After a few minutes of bargaining with him to take more of my money, I realised how ridiculous I sounded and stepped back. But the pull of the fruit was strong, and I felt a duty to change his attitude as well.

So I invited him to cross the road with me to explain that if he created a branch of his kiosk using a table set up in the compound of the church just metres away, he would make enough money for change to not be a problem, since there were hundreds of people from Kampala present. 

He gave me that, “I’ll get back to you” look, walked back to his banana-laden kiosk, and only returned when I sent for him much later on as I was engaged in a one-sided conversation with the second antithesis, a chap called Something Sebuturo. 

Sebuturo burst in on a conversation I was having with Capt. Gad Gasatura about Namutamba’s vast potential for tourism since it contains a wealth of history right in the homes of the people there. Just as we were warming up our theme to package it for the newly-formed Uganda Tourism Board team, Sebuturo arrived, preceded by thick fumes of alcohol. 

Before long we were in stitches as he engaged us in witty Kinyarwanda mixed with Luganda and some Runyoro, and he was so busy chatting he missed out on the bananas being distributed. That’s when I sent for the Kiosk entrepreneur, and the third antithesis to the hard working old lady entered the picture. 

This fellow was called Magango, and joined with the offer to hold the kaveera I was using to gather litter. Out of respect for his obvious age, and with one eye on his neat batik shirt, I protested a little but he brushed aside my protests with the declaration: “Nze njagal’akaveera kano.
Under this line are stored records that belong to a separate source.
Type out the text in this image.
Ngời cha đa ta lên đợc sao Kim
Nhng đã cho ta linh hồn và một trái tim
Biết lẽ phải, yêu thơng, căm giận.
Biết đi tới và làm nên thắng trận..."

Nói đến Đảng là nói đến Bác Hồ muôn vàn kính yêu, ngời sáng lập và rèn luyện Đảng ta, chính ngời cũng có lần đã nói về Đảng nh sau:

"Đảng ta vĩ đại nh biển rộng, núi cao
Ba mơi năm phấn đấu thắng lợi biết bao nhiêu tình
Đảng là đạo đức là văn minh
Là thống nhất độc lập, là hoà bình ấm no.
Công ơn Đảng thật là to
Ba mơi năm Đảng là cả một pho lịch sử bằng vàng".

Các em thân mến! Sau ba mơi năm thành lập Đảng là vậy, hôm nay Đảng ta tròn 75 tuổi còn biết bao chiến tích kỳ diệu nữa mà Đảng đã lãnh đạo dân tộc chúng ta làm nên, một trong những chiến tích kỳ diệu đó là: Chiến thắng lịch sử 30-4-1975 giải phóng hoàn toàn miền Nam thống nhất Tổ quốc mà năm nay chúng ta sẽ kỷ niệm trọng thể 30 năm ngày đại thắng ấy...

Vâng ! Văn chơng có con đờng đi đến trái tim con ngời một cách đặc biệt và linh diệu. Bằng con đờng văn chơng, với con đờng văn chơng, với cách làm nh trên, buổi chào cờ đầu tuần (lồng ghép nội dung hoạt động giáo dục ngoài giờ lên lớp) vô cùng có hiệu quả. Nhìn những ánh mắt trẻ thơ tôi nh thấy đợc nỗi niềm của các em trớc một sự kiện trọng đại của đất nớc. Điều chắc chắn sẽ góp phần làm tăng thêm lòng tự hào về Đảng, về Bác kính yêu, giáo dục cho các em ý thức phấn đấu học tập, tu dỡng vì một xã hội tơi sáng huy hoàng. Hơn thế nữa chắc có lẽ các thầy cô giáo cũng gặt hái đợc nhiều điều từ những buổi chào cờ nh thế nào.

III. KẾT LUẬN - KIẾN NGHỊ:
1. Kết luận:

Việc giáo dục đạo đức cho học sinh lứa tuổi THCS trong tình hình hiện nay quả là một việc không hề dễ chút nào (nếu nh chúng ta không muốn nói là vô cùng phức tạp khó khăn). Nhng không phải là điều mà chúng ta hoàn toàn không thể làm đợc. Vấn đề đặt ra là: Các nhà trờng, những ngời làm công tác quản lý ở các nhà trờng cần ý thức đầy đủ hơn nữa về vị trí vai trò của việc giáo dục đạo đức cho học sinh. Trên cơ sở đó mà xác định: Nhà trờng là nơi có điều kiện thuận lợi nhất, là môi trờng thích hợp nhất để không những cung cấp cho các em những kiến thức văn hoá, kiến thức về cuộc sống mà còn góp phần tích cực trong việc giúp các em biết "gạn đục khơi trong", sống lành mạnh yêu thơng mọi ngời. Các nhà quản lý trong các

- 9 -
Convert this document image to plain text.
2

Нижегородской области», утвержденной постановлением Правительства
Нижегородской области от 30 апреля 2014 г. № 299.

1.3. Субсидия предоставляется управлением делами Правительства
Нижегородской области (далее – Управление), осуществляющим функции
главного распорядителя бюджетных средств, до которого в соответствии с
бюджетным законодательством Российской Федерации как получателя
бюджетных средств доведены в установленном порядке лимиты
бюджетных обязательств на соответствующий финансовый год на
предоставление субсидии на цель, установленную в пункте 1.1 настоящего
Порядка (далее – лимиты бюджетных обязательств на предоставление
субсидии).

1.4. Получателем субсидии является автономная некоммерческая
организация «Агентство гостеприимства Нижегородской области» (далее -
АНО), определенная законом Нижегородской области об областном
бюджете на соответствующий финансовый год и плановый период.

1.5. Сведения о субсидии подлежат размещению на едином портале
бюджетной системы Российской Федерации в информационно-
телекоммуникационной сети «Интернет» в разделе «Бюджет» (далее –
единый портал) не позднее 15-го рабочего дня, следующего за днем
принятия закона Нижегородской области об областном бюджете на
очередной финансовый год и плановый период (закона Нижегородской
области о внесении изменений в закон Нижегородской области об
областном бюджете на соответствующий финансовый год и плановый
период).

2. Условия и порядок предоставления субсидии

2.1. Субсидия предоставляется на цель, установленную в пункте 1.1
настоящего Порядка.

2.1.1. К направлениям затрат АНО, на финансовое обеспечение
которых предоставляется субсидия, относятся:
Tekinzibuwalila ‘kugikwaata!” (‘What I want is the plastic bag; it’s not hard for me to hold.’) 

His breath gave off no alcohol, so I paid him a little more attention and was surprised at the eloquence of his conversation, which included some english words. 

“I did Cambridge exams, you know!” he said at one point, referring to the question papers sent to Uganda by post from Canterbury between the 1960s and 1980s. All this he did while swinging the kaveera of litter, even as he revealed that his father had been a well-respected carpenter in the area.

This was shortly before Sebuturo walked off haughtily after announcing to me, “Alright, I am off – Ushs500 is all I need right now!” and throwing me a disdainful gesture after I dilly-dallied at providing him with said funds.

I was flummoxed.

What had happened to Magango to make a random kaveera such a valuable possession that he would gather up our rubbish? At least Sebuturo’s breath was a pointer to his general disposition, even though he did strike a funny pose standing in the foreground of his brother’s four wheel drive vehicle driving off back to Kampala.

And most of all, I couldn’t understand why was the kiosk seller was NOT selling off all his wares at the funeral of a woman whose work ethic, industry and dedication to service was legendary, at least as a gesture to say: May her soul Rest In Peace.